Our resolution of this point is governed by a recent Supreme Court decision holding that, even though mandated by statute, the award of post-judgment interest must be included in the original judgment to which it applies or in a timely amendment to that judgment. McGuire v. Kenoma, LLC, No. SC 93836, 447 S.W.3d 659, 2014 WL 5857534, *5 (Mo. banc Nov. 12, 2014). In McGuire, the trial court's initial judgment after a jury verdict awarding damages in tort did not include post-judgment interest or state an applicable interest rate as prescribed in Section 408.040. Id. at *1. The plaintiffs did not file a timely post-trial motion to request the inclusion of post-judgment interest, seek to amend the judgment, or file an appeal claiming error in the judgment. Id. The judgment was affirmed on appeal without consideration of the un-raised issue of post-judgment interest. Id. After the mandate issued, the plaintiffs filed a motion in the trial court -- more than a year after the original judgment was entered -- requesting post-judgment interest. Id. In that motion, plaintiffs sought post-judgment interest by way of an amendment nunc pro tunc of the now final judgment so that the plaintiffs could receive interest retroactive to the date that judgment was entered on the verdict. The defendant appealed from the granting of that motion. Id. On appeal, our Supreme Court considered whether the trial court erred in entering its nunc pro tunc judgment on the ground that the failure to determine the post-judgment interest rate was a substantive error, not a clerical error, such that nunc pro tunc was not an appropriate remedy.
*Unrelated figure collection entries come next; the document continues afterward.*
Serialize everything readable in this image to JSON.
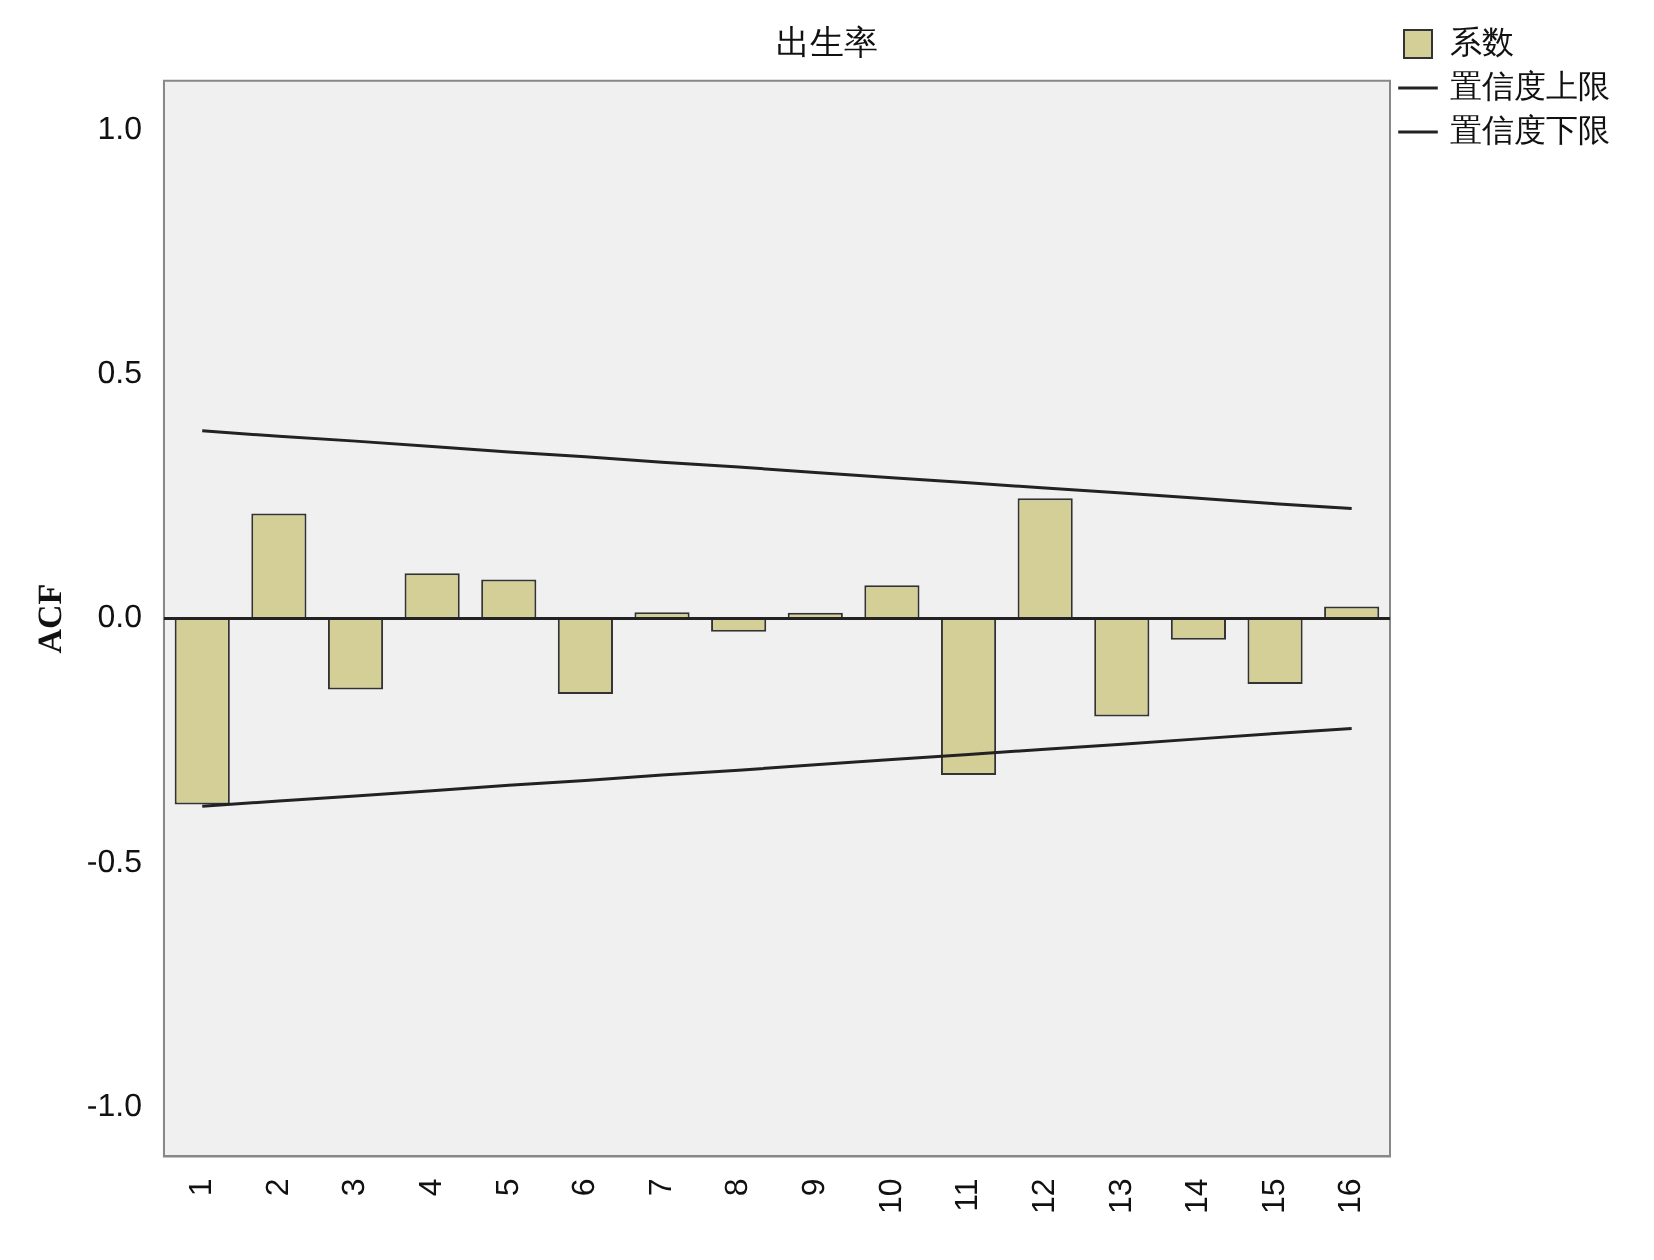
{
  "chart_data": {
    "type": "bar",
    "title": "出生率",
    "ylabel": "ACF",
    "categories": [
      "1",
      "2",
      "3",
      "4",
      "5",
      "6",
      "7",
      "8",
      "9",
      "10",
      "11",
      "12",
      "13",
      "14",
      "15",
      "16"
    ],
    "series": [
      {
        "name": "系数",
        "color": "#d4cf96",
        "values": [
          -0.38,
          0.215,
          -0.145,
          0.093,
          0.08,
          -0.154,
          0.013,
          -0.027,
          0.012,
          0.068,
          -0.32,
          0.246,
          -0.2,
          -0.043,
          -0.134,
          0.025
        ]
      },
      {
        "name": "置信度上限",
        "type": "line",
        "color": "#222222",
        "values": [
          0.384,
          0.373,
          0.363,
          0.352,
          0.341,
          0.331,
          0.32,
          0.31,
          0.299,
          0.288,
          0.278,
          0.267,
          0.257,
          0.246,
          0.235,
          0.225
        ]
      },
      {
        "name": "置信度下限",
        "type": "line",
        "color": "#222222",
        "values": [
          -0.384,
          -0.373,
          -0.363,
          -0.352,
          -0.341,
          -0.331,
          -0.32,
          -0.31,
          -0.299,
          -0.288,
          -0.278,
          -0.267,
          -0.257,
          -0.246,
          -0.235,
          -0.225
        ]
      }
    ],
    "ylim": [
      -1.1,
      1.1
    ],
    "yticks": [
      {
        "value": -1,
        "label": "-1.0"
      },
      {
        "value": -0.5,
        "label": "-0.5"
      },
      {
        "value": 0,
        "label": "0.0"
      },
      {
        "value": 0.5,
        "label": "0.5"
      },
      {
        "value": 1,
        "label": "1.0"
      }
    ],
    "ref_lines": [
      {
        "axis": "y",
        "value": 0
      }
    ],
    "grid": false,
    "legend": "top right",
    "marker": "none",
    "line_style": "solid"
  }
}
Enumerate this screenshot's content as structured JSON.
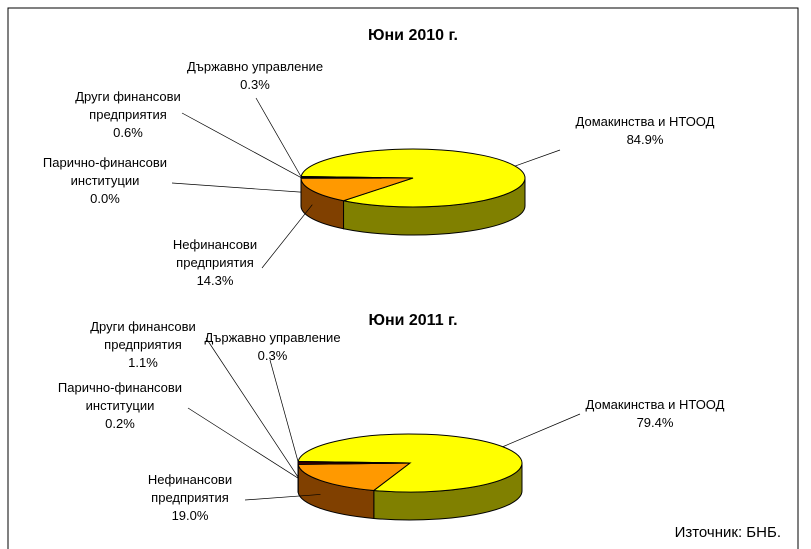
{
  "chart_data": [
    {
      "type": "pie",
      "title": "Юни 2010 г.",
      "categories": [
        "Домакинства и НТООД",
        "Нефинансови предприятия",
        "Парично-финансови институции",
        "Други финансови предприятия",
        "Държавно управление"
      ],
      "values": [
        84.9,
        14.3,
        0.0,
        0.6,
        0.3
      ],
      "value_labels": [
        "84.9%",
        "14.3%",
        "0.0%",
        "0.6%",
        "0.3%"
      ],
      "colors": [
        "#ffff00",
        "#ff9900",
        "#3366ff",
        "#800000",
        "#000080"
      ]
    },
    {
      "type": "pie",
      "title": "Юни 2011 г.",
      "categories": [
        "Домакинства и НТООД",
        "Нефинансови предприятия",
        "Парично-финансови институции",
        "Други финансови предприятия",
        "Държавно управление"
      ],
      "values": [
        79.4,
        19.0,
        0.2,
        1.1,
        0.3
      ],
      "value_labels": [
        "79.4%",
        "19.0%",
        "0.2%",
        "1.1%",
        "0.3%"
      ],
      "colors": [
        "#ffff00",
        "#ff9900",
        "#3366ff",
        "#800000",
        "#000080"
      ]
    }
  ],
  "source": "Източник: БНБ."
}
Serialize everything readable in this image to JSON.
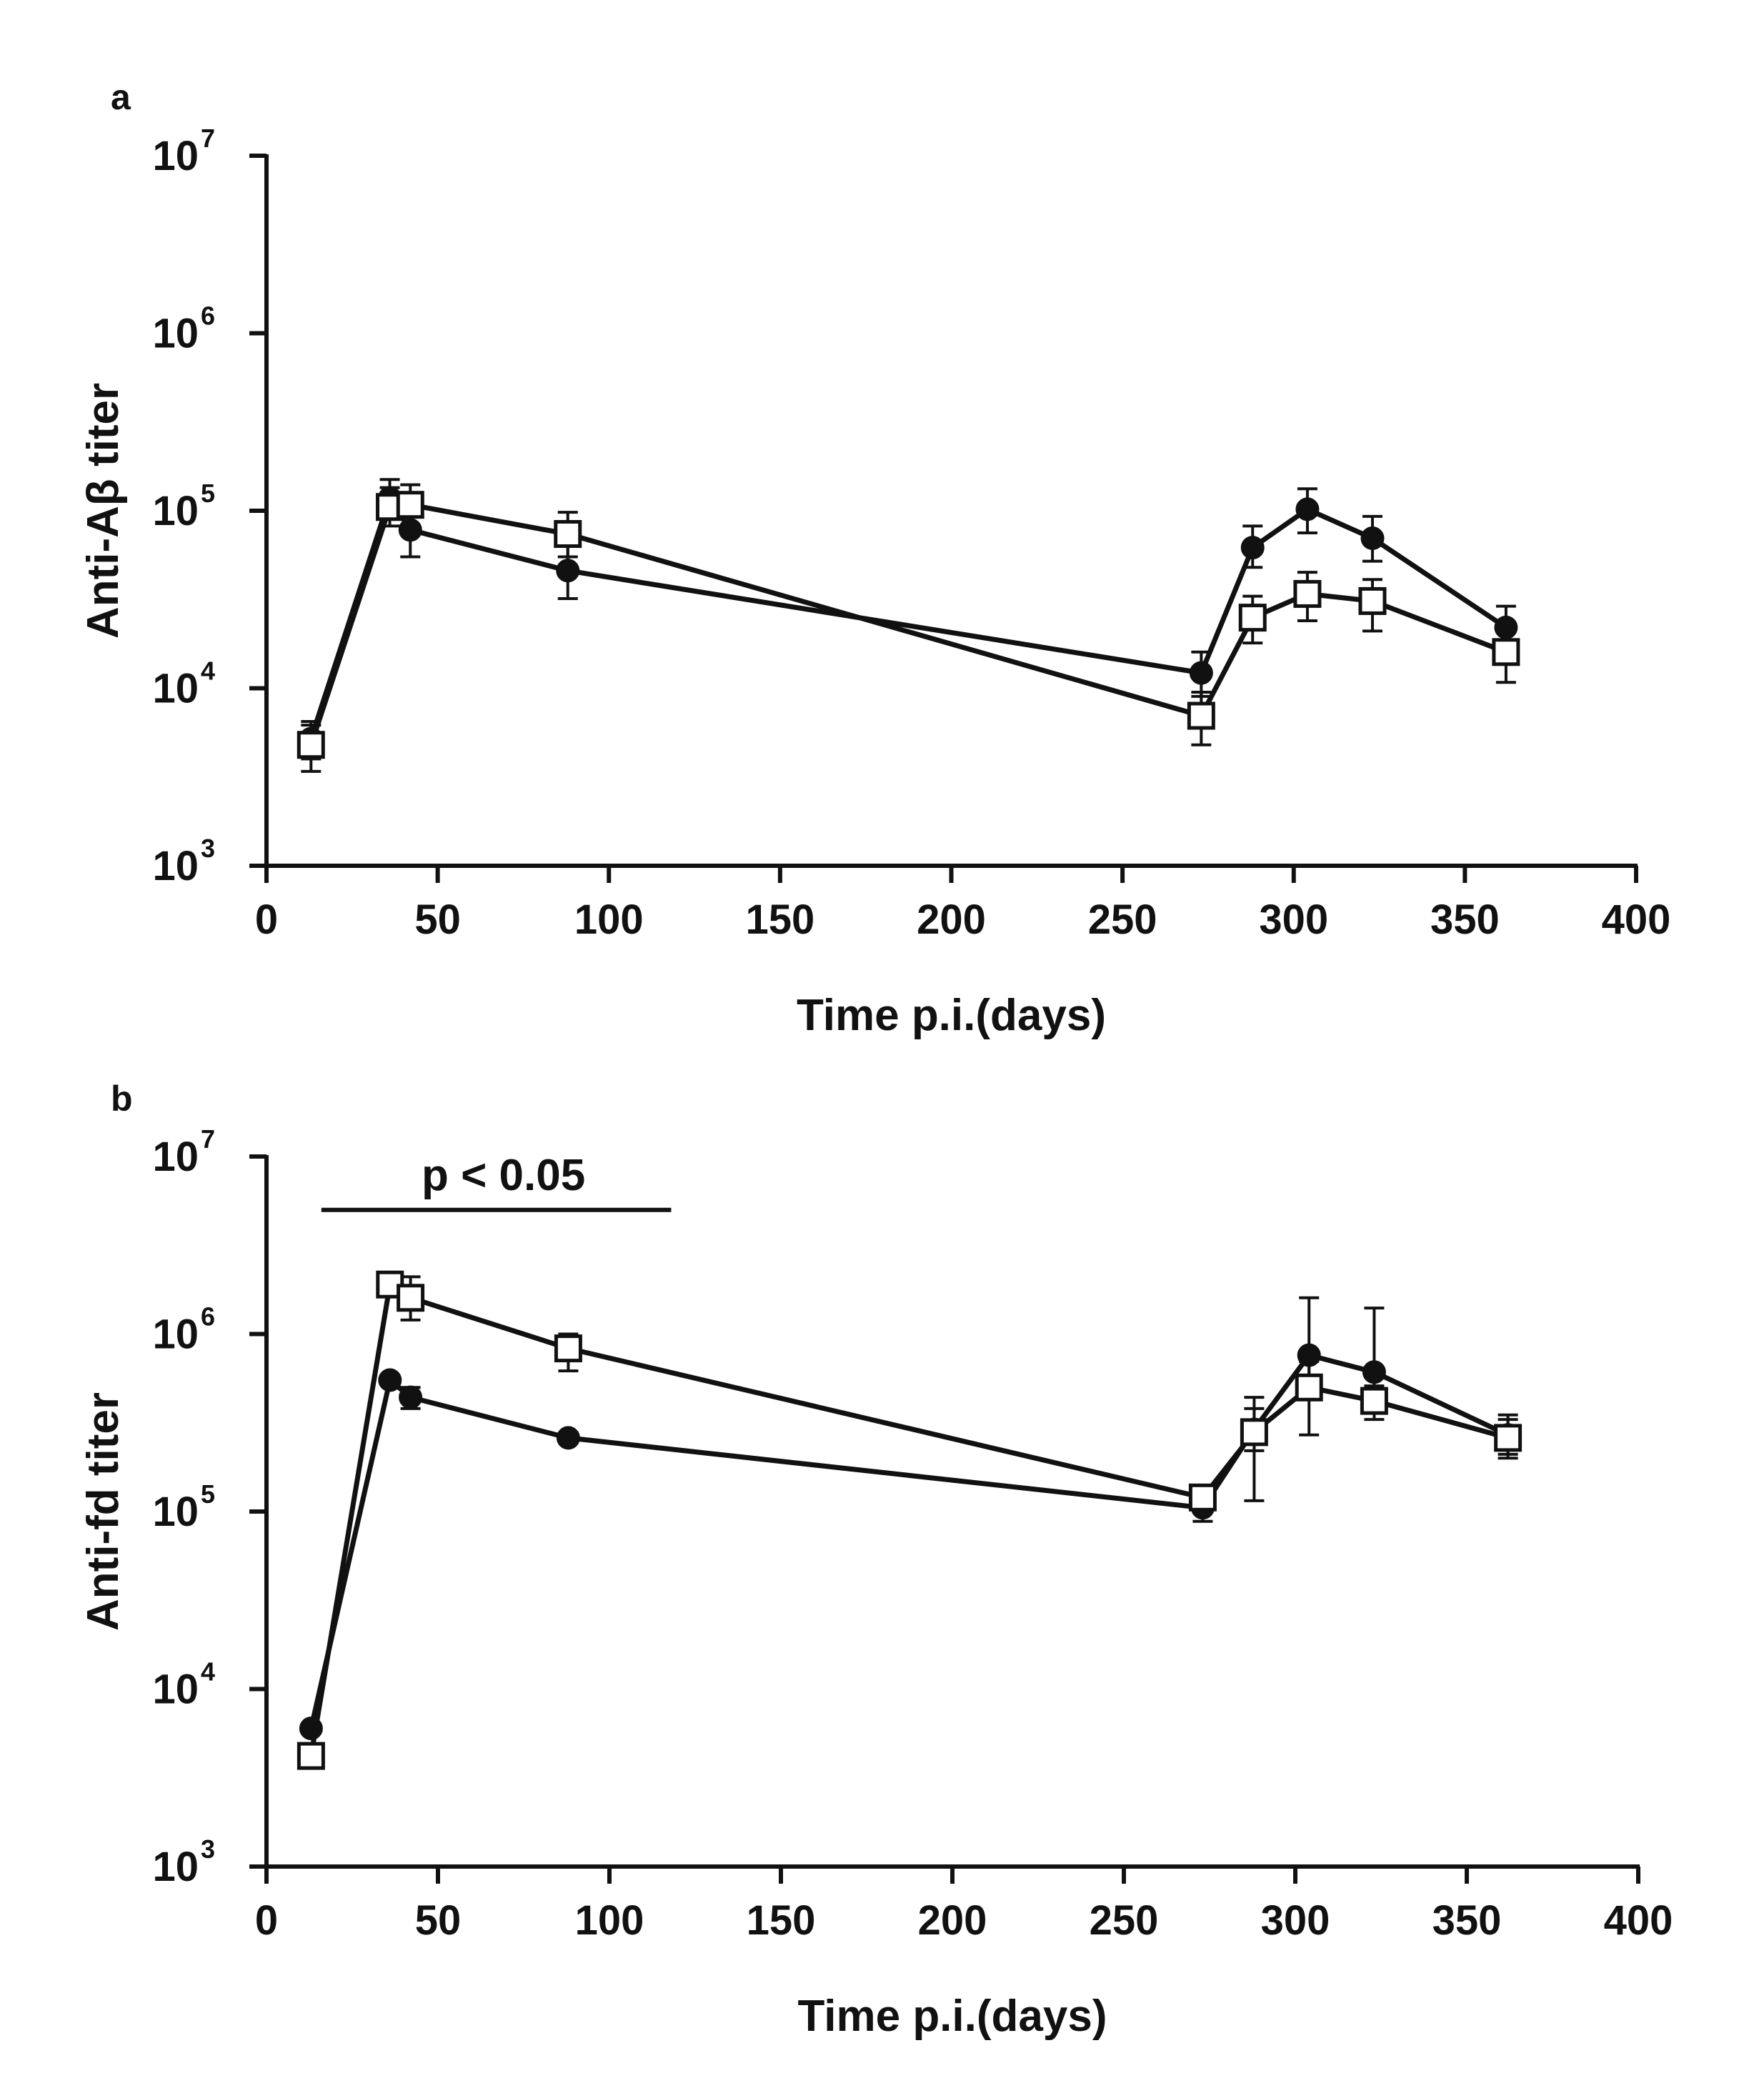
{
  "chart_data": [
    {
      "type": "line",
      "panel_label": "a",
      "title": "",
      "xlabel": "Time p.i.(days)",
      "ylabel": "Anti-Aβ titer",
      "xlim": [
        0,
        400
      ],
      "ylim": [
        1000,
        10000000
      ],
      "yscale": "log",
      "x_ticks": [
        {
          "value": 0,
          "label": "0"
        },
        {
          "value": 50,
          "label": "50"
        },
        {
          "value": 100,
          "label": "100"
        },
        {
          "value": 150,
          "label": "150"
        },
        {
          "value": 200,
          "label": "200"
        },
        {
          "value": 250,
          "label": "250"
        },
        {
          "value": 300,
          "label": "300"
        },
        {
          "value": 350,
          "label": "350"
        },
        {
          "value": 400,
          "label": "400"
        }
      ],
      "y_ticks": [
        {
          "value": 1000,
          "base": "10",
          "exp": "3"
        },
        {
          "value": 10000,
          "base": "10",
          "exp": "4"
        },
        {
          "value": 100000,
          "base": "10",
          "exp": "5"
        },
        {
          "value": 1000000,
          "base": "10",
          "exp": "6"
        },
        {
          "value": 10000000,
          "base": "10",
          "exp": "7"
        }
      ],
      "grid": false,
      "annotations": [],
      "series": [
        {
          "name": "filled circles",
          "marker": "circle",
          "fill": "#111111",
          "x": [
            13,
            36,
            42,
            88,
            273,
            288,
            304,
            323,
            362
          ],
          "y": [
            5200,
            118000,
            78000,
            46000,
            12200,
            62000,
            102000,
            70000,
            22000
          ],
          "err_low": [
            4000,
            90000,
            55000,
            32000,
            9000,
            48000,
            75000,
            52000,
            16500
          ],
          "err_high": [
            6500,
            150000,
            105000,
            64000,
            16000,
            82000,
            133000,
            93000,
            29000
          ]
        },
        {
          "name": "open squares",
          "marker": "square",
          "fill": "#ffffff",
          "x": [
            13,
            36,
            42,
            88,
            273,
            288,
            304,
            323,
            362
          ],
          "y": [
            4800,
            105000,
            108000,
            74000,
            7000,
            25000,
            34000,
            31000,
            16000
          ],
          "err_low": [
            3400,
            82000,
            80000,
            55000,
            4800,
            18000,
            24000,
            21000,
            10800
          ],
          "err_high": [
            6200,
            135000,
            140000,
            98000,
            9500,
            33000,
            45000,
            41000,
            22000
          ]
        }
      ]
    },
    {
      "type": "line",
      "panel_label": "b",
      "title": "",
      "xlabel": "Time p.i.(days)",
      "ylabel": "Anti-fd titer",
      "xlim": [
        0,
        400
      ],
      "ylim": [
        1000,
        10000000
      ],
      "yscale": "log",
      "x_ticks": [
        {
          "value": 0,
          "label": "0"
        },
        {
          "value": 50,
          "label": "50"
        },
        {
          "value": 100,
          "label": "100"
        },
        {
          "value": 150,
          "label": "150"
        },
        {
          "value": 200,
          "label": "200"
        },
        {
          "value": 250,
          "label": "250"
        },
        {
          "value": 300,
          "label": "300"
        },
        {
          "value": 350,
          "label": "350"
        },
        {
          "value": 400,
          "label": "400"
        }
      ],
      "y_ticks": [
        {
          "value": 1000,
          "base": "10",
          "exp": "3"
        },
        {
          "value": 10000,
          "base": "10",
          "exp": "4"
        },
        {
          "value": 100000,
          "base": "10",
          "exp": "5"
        },
        {
          "value": 1000000,
          "base": "10",
          "exp": "6"
        },
        {
          "value": 10000000,
          "base": "10",
          "exp": "7"
        }
      ],
      "grid": false,
      "annotations": [
        {
          "text": "p < 0.05",
          "bar_from_x": 16,
          "bar_to_x": 118,
          "bar_y": 5000000
        }
      ],
      "series": [
        {
          "name": "filled circles",
          "marker": "circle",
          "fill": "#111111",
          "x": [
            13,
            36,
            42,
            88,
            273,
            288,
            304,
            323,
            362
          ],
          "y": [
            6000,
            550000,
            440000,
            260000,
            105000,
            290000,
            760000,
            610000,
            270000
          ],
          "err_low": [
            6000,
            520000,
            380000,
            250000,
            88000,
            220000,
            520000,
            420000,
            210000
          ],
          "err_high": [
            6000,
            580000,
            500000,
            270000,
            120000,
            380000,
            1600000,
            1400000,
            350000
          ]
        },
        {
          "name": "open squares",
          "marker": "square",
          "fill": "#ffffff",
          "x": [
            13,
            36,
            42,
            88,
            273,
            288,
            304,
            323,
            362
          ],
          "y": [
            4200,
            1900000,
            1600000,
            830000,
            120000,
            280000,
            500000,
            420000,
            260000
          ],
          "err_low": [
            4200,
            1800000,
            1200000,
            620000,
            110000,
            115000,
            270000,
            330000,
            200000
          ],
          "err_high": [
            4200,
            2000000,
            2100000,
            1000000,
            130000,
            440000,
            700000,
            510000,
            330000
          ]
        }
      ]
    }
  ]
}
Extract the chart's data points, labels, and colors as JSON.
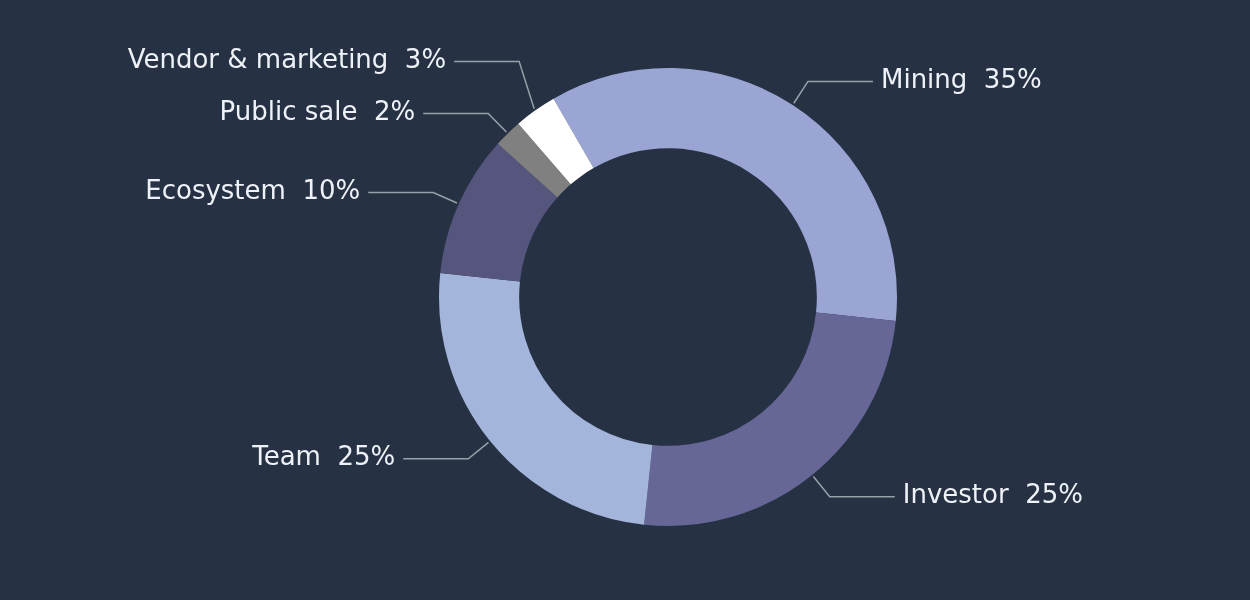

Id.
McGuire reversed the award of post-judgment interest. Its reasoning is necessarily grounded in nunc pro tunc jurisprudence. After McGuire, however, it is evident that an interest award pursuant to Section 408.040 must be made in the original judgment, pursuant to a timely amendment following a Rule 78.07 motion, pursuant to Rule 75.01, or even pursuant to a nunc pro tunc where there is evidence in the record that the trial court intended to include an interest rate or order payment of interest at the time the judgment was entered. In this case, as in McGuire, Janet and Linda did not assert error or timely seek an amendment to the consent judgment in the prior action. It was improper for the trial court in the equitable garnishment action to amend the consent judgment to reflect interest not awarded therein.
Because the trial court's amended judgment erroneously awarded interest from the time of the consent judgment, some two years after that judgment was entered, we reverse judgment on that point.
This point is granted.
The judgment of the trial court is affirmed in part and reversed and remanded in part with directions to reinstate the amount of the settlement pursuant to the consent judgment and to adjust the award
of post-judgment interest in accordance with this opinion.